Gostaria de ser um comediante stand up, contar anedotas, lotar teatros e ficar rico. É possível?
“Claro que é! Então vou deseinventá-lo de atendente e depois meu pai irá transformá-lo em comediante, tudo bem?
Tudo ótimo! Mas cadê seu pai, pois me parece que o senhor veio aqui sozinho, não?
“Não se preocupe que ele irá chegar em breve, deve ter tido alguma dificuldade com o muro... quero dizer, com o metrô. Então lá vai: aproxime-se um pouco mais que vou jogar um pouco de pó de pirlimpimpim para produzir a magia da desinvenção.”
O desinventor joga alguma coisa no atendente, mas que não produz efeito algum nele, a não ser alguma coceira. Ele reclama:
Ei, está coçando isso aqui! E pergunto novamente: cadê seu pai, para operar a invenção depois?
“Poxa, acho que o velho não conseguiu pular o muro do hospício a tempo. Combinamos de nos encontrar aqui e de fato ele está bastante atrasado, pelo jeito não virá mesmo. Deve ter sido pego pelos enfermeiros, quem sabe?”

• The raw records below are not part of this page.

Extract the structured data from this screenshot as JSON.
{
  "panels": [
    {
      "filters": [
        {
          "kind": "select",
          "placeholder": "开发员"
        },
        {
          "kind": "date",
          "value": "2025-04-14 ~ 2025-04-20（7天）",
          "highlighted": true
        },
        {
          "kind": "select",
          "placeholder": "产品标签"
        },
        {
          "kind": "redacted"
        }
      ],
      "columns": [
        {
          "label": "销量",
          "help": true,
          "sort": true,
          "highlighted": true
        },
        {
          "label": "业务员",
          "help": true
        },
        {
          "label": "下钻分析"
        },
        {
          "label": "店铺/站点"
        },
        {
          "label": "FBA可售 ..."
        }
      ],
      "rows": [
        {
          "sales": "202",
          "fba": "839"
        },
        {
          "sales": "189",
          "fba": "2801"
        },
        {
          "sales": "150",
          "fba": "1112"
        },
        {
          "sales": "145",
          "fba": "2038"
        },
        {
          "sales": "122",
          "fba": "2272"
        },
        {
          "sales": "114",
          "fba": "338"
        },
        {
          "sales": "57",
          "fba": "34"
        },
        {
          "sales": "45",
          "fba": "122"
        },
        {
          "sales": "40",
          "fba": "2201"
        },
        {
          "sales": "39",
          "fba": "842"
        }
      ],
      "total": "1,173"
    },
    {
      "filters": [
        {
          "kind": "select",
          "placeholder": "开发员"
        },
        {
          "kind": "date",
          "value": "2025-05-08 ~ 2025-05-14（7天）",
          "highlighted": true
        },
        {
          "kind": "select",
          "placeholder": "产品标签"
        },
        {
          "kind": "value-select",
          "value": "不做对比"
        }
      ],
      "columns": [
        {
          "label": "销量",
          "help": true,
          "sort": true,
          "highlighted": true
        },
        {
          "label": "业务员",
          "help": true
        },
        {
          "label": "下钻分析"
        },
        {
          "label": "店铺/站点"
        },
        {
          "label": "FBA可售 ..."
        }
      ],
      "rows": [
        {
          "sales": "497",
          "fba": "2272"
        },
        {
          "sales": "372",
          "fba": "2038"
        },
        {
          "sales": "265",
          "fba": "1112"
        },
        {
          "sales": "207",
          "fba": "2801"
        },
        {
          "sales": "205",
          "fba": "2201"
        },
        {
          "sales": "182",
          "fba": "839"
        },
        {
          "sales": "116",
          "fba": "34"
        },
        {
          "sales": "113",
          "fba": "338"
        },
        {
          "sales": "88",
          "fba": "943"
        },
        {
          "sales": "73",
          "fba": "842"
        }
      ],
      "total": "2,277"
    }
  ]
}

Espere aí! Que história é essa de pular o muro? Se seu pai está internado num hospício, me parece que o senhor também não bate lá muito bem das ideias, não é? Tanto que continuo atendente, só que agora com uma tremenda coceira pelo corpo todo. O que se passa?
“Passa-se uma pomada milagrosa para acabar com essa coceira. Agora, é verdade sim, puxei meu pai, só que mesmo maluco eu pularia o muro do hospício com muita facilidade e rapidez; sou rápido feito vampiro fugindo de réstia de alho. Coisa que ele deixou de ser, pelo jeito, senão já estaria aqui pra rirmos juntos do senhor, ah, ah, ah, ah...”
E o atendente se coçando todo, ficando cada vez mais raivoso e vermelho:
Pomada milagrosa, vampiro, hospício... Vou é chamar a polícia para prendê-lo, isso sim, porque o senhor é um perigo para a sociedade. Ai, ai, ai, esta coceira está me deixando louco!
“Está ficando louco, é mesmo? Bem que notei desde o início que o senhor fazia parte da turma, só precisava de um empurrãozinho. Então, seja bem-vindo ao clube dos desinventores, colega!”
Socorro!
(Fecham-se as cortinas e termina o desespetáculo sob uma forte chuva de vaias.)